Four months after taking office, Nigerian President Muhammadu Buhari is expected to announce his ministerial nominees Wednesday. Presidential aides said the 72-year-old leader was a man of his word and Nigerians would be satisfied come Sept. 30 with the long-awaited list of cabinet members, according to Nigerian newspaper THISDAY.
“There is no cause for alarm. We are confident the president will keep his promise. He will not disappoint Nigerians on his pledge to provide good governance for the enhancement of the nation,” John Odigie-Oyegun, national chairman of Nigeria’s ruling All Progressives Congress party, told THISDAY Saturday, adding that Buhari was confident Nigeria’s Senate would swiftly approve his nominations.
Buhari, who is attending the 70th session of the United Nations General Assembly in New York City, has been criticized for taking too long to appoint ministers in his presidential cabinet, which remains largely empty. He has vowed to announce his cabinet list in September and said “Nigerians should ask me questions after the 30th of September if I do not do so,” according to Nigeria’s Leadership Newspaper. His presidential aides, who accompanied him to New York City this week, said the Nigerian leader will not miss the deadline.
“The president had said it twice that he would submit his ministerial list to the National Assembly in September.

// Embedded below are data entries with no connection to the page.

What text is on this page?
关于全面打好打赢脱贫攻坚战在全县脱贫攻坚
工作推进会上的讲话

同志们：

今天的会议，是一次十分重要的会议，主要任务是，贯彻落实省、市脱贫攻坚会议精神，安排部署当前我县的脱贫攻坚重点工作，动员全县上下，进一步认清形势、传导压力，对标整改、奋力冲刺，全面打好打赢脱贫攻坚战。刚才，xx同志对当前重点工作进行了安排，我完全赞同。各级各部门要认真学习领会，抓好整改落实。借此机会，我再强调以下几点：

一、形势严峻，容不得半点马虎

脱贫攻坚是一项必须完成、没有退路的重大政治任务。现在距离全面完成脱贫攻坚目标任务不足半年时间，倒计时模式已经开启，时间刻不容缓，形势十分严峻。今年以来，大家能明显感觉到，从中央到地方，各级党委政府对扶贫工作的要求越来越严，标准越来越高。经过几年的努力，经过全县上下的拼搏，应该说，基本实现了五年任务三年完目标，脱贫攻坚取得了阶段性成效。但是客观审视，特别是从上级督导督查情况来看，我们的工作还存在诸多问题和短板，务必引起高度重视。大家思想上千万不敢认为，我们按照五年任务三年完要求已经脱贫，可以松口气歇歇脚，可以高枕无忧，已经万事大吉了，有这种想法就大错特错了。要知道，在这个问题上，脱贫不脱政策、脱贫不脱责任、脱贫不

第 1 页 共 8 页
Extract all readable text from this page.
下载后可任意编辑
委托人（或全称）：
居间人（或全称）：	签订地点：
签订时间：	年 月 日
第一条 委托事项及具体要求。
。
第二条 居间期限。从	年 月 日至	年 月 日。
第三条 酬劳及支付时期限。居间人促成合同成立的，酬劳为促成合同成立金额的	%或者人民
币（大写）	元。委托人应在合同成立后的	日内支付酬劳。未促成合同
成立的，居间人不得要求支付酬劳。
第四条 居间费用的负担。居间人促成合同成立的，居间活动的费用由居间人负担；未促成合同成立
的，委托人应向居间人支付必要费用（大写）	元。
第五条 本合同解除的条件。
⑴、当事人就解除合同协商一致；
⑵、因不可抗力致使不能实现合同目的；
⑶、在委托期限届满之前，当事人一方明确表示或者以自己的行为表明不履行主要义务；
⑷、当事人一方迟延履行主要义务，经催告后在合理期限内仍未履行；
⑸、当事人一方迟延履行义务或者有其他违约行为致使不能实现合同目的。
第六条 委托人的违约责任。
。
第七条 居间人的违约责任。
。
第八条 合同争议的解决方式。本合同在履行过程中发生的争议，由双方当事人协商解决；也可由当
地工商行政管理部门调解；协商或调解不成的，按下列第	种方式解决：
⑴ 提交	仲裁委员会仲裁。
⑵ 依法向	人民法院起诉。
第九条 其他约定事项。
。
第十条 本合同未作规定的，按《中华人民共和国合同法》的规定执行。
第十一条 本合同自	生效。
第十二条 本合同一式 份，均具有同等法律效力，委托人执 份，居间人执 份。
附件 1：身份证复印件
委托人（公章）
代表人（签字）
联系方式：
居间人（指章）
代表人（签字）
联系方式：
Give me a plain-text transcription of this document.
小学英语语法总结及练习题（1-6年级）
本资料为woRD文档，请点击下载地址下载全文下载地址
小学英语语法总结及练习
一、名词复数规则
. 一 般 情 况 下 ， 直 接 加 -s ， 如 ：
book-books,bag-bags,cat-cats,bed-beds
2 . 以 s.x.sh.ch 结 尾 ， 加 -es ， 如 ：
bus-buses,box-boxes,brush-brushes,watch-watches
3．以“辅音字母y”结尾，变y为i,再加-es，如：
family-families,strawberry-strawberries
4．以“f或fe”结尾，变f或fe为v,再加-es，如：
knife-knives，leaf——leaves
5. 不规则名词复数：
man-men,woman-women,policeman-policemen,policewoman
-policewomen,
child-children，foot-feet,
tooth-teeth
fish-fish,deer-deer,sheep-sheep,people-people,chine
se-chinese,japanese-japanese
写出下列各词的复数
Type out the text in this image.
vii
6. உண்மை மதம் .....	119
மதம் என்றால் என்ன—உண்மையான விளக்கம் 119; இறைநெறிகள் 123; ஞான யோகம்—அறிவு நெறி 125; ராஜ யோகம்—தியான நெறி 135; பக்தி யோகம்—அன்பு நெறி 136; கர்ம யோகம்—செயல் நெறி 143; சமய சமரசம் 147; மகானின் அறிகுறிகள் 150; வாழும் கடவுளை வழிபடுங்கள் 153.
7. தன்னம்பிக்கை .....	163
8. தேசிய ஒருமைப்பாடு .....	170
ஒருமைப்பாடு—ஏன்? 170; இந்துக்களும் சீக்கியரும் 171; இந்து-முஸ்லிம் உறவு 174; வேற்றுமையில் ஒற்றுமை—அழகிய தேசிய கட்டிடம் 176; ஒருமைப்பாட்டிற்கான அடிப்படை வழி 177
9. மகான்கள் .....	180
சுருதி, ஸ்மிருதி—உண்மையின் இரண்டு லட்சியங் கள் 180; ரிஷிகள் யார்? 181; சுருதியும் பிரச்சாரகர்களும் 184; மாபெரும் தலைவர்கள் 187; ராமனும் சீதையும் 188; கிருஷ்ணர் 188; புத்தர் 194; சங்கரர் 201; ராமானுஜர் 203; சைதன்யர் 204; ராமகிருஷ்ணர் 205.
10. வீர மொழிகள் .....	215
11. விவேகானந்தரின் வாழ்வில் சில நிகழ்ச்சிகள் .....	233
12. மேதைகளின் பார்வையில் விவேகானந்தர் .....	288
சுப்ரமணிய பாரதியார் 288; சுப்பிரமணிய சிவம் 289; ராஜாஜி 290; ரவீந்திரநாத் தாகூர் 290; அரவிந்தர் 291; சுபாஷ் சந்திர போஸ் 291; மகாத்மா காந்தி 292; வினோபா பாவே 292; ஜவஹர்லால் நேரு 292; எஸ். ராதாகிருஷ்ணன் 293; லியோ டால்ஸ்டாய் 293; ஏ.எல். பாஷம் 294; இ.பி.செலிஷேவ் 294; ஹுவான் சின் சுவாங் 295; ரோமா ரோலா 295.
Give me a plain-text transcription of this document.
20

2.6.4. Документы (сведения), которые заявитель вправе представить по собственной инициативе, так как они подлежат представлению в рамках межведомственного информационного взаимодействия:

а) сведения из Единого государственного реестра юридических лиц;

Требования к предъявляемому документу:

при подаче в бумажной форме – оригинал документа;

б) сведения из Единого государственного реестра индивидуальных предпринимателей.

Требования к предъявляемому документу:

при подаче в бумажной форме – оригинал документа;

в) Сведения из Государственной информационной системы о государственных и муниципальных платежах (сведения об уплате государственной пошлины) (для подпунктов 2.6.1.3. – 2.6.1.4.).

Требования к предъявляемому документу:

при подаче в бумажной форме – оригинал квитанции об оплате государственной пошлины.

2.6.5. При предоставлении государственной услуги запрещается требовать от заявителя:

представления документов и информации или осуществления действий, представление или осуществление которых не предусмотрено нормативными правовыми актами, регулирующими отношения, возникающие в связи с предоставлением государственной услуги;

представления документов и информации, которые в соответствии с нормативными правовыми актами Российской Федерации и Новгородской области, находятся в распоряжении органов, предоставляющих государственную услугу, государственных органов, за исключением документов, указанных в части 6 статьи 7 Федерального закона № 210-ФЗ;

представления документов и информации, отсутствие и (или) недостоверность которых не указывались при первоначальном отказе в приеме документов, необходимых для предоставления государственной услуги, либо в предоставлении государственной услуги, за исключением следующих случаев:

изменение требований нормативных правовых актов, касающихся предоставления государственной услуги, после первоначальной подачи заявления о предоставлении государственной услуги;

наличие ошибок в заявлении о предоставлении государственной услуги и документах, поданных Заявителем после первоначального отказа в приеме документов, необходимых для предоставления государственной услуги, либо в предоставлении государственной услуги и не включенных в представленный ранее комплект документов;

As you can see, that position has not changed,” Garuba Shehu told THISDAY Saturday.
Buhari, who took office May 29, has been under immense pressure to relax his high standards, but he has said appointing ministers “cannot and should not be rushed.” The former military ruler has stressed the importance of selecting the right people for the posts and said other world leaders, including U.S. President Barack Obama, took their time to name their cabinet without sacrificing their country’s functioning.
“It is worth noting that Obama himself did not have his full cabinet in place for several months after first taking office; the United States did not cease to function in the interim. In Nigeria’s case, it would neither be prudent nor serve the interests of sound government to have made these appointments immediately on my elevation to the presidency,” Buhari said in July, according to Nigerian newspaper the Guardian. “Nigeria must first put new rules of conduct and good governance in place.”